I depend on several online tools to successfully do my job – but one I’ve found particularly helpful is called Trello!
Trello is an online platform that’s used to create, share, and organize to-do lists – collaboratively! I’ve used Trello to communicate client-facing project status updates, but I’ve also used it to create a bulletin board of sorts for Spawn’s internal projects.
Why Use It?
The best reason to use Trello is to share and organize updates with my team on certain projects or initiatives. It’s especially helpful when we’re communicating with clients or using outside partners who don’t have access to our internal project management software.
How We Use Trello
Recently, we used Trello when we were working on the launch of a large telecommunications company’s new website.
Although it wasn’t our main project management tool, it was an awesome way for us to collaborate with the client and our digital partners simultaneously. It was a place where anyone could go and add ideas, share updates to the teams involved, and even divvy out responsibilities.
We used it as a high-level view of everything that everyone (Spawn, Client or Partner) was working on in any give moment. Even things that weren’t action items were included – it helpful to see them on the board for inspiration and awareness.
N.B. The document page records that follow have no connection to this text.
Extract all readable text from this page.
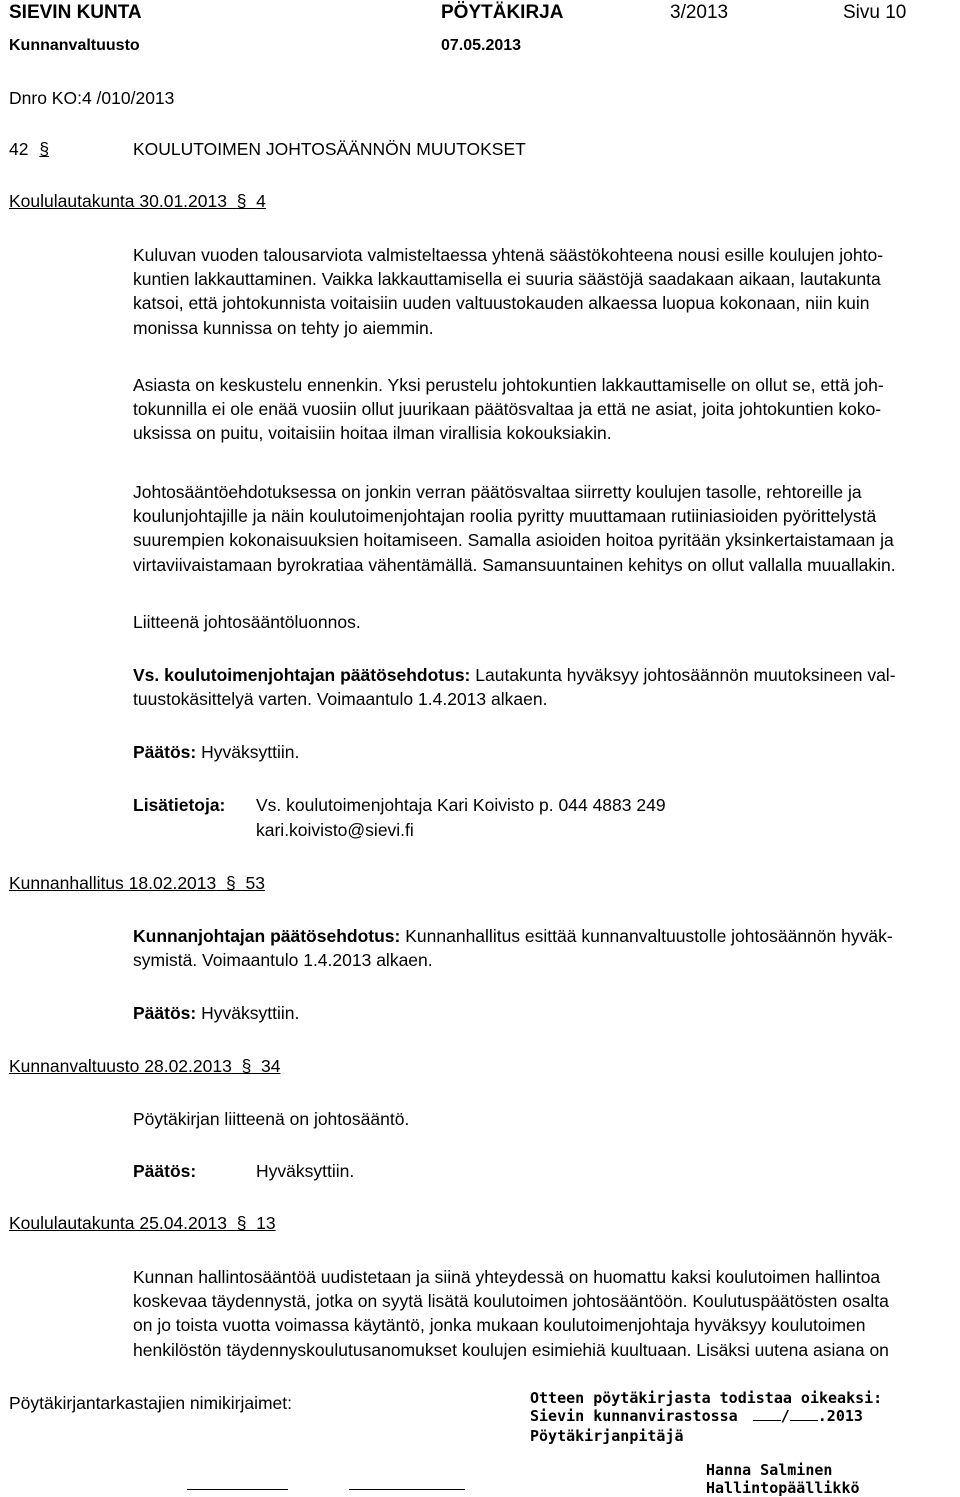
SIEVIN KUNTA	PÖYTÄKIRJA	3/2013	Sivu 10
Kunnanvaltuusto	07.05.2013
Dnro KO:4 /010/2013
42 §	KOULUTOIMEN JOHTOSÄÄNNÖN MUUTOKSET
Koululautakunta 30.01.2013 § 4
Kuluvan vuoden talousarviota valmisteltaessa yhtenä säästökohteena nousi esille koulujen johto-
kuntien lakkauttaminen. Vaikka lakkauttamisella ei suuria säästöjä saadakaan aikaan, lautakunta
katsoi, että johtokunnista voitaisiin uuden valtuustokauden alkaessa luopua kokonaan, niin kuin
monissa kunnissa on tehty jo aiemmin.
Asiasta on keskustelu ennenkin. Yksi perustelu johtokuntien lakkauttamiselle on ollut se, että joh-
tokunnilla ei ole enää vuosiin ollut juurikaan päätösvaltaa ja että ne asiat, joita johtokuntien koko-
uksissa on puitu, voitaisiin hoitaa ilman virallisia kokouksiakin.
Johtosääntöehdotuksessa on jonkin verran päätösvaltaa siirretty koulujen tasolle, rehtoreille ja
koulunjohtajille ja näin koulutoimenjohtajan roolia pyritty muuttamaan rutiiniasioiden pyörittelystä
suurempien kokonaisuuksien hoitamiseen. Samalla asioiden hoitoa pyritään yksinkertaistamaan ja
virtaviivaistamaan byrokratiaa vähentämällä. Samansuuntainen kehitys on ollut vallalla muuallakin.
Liitteenä johtosääntöluonnos.
Vs. koulutoimenjohtajan päätösehdotus: Lautakunta hyväksyy johtosäännön muutoksineen val-
tuustokäsittelyä varten. Voimaantulo 1.4.2013 alkaen.
Päätös: Hyväksyttiin.
Lisätietoja: Vs. koulutoimenjohtaja Kari Koivisto p. 044 4883 249
kari.koivisto@sievi.fi
Kunnanhallitus 18.02.2013 § 53
Kunnanjohtajan päätösehdotus: Kunnanhallitus esittää kunnanvaltuustolle johtosäännön hyväk-
symistä. Voimaantulo 1.4.2013 alkaen.
Päätös: Hyväksyttiin.
Kunnanvaltuusto 28.02.2013 § 34
Pöytäkirjan liitteenä on johtosääntö.
Päätös:	Hyväksyttiin.
Koululautakunta 25.04.2013 § 13
Kunnan hallintosääntöä uudistetaan ja siinä yhteydessä on huomattu kaksi koulutoimen hallintoa
koskevaa täydennystä, jotka on syytä lisätä koulutoimen johtosääntöön. Koulutuspäätösten osalta
on jo toista vuotta voimassa käytäntö, jonka mukaan koulutoimenjohtaja hyväksyy koulutoimen
henkilöstön täydennyskoulutusanomukset koulujen esimiehiä kuultuaan. Lisäksi uutena asiana on
Pöytäkirjantarkastajien nimikirjaimet:	Otteen pöytäkirjasta todistaa oikeaksi:
Sievin kunnanvirastossa	/ .2013
Pöytäkirjanpitäjä
Hanna Salminen
Hallintopäällikkö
- It’s a great way to show the status of projects visually as they move through the workflow process
- You can assign people and deadlines to cards within your board, you can upload files, you can actually check off things from your to-do lists — or even move items from “to-do” to “done” in a fun interactive way.
- Trello is intuitive and easy to use – I mean, it’s so easy it doesn’t even require any training! Anyone can figure it out by just poking around a bit.
- You have the option of making things color-coded – so that’s fun!
- Taco (a cute little cartoon dog) from Trello sends helpful tips and tricks for getting the most out of the software. Taco also sends pretty good advice on succeeding in the workplace – for example, ideas about how to recharge your routine or increase productivity.
- I’d recommend using Trello for projects that are not urgent (hot), because unless you’re living in it day-to-day, it can be really easy to forget to check. We use it to supplement a well-oiled machine (Workamajig), but not as a replacement.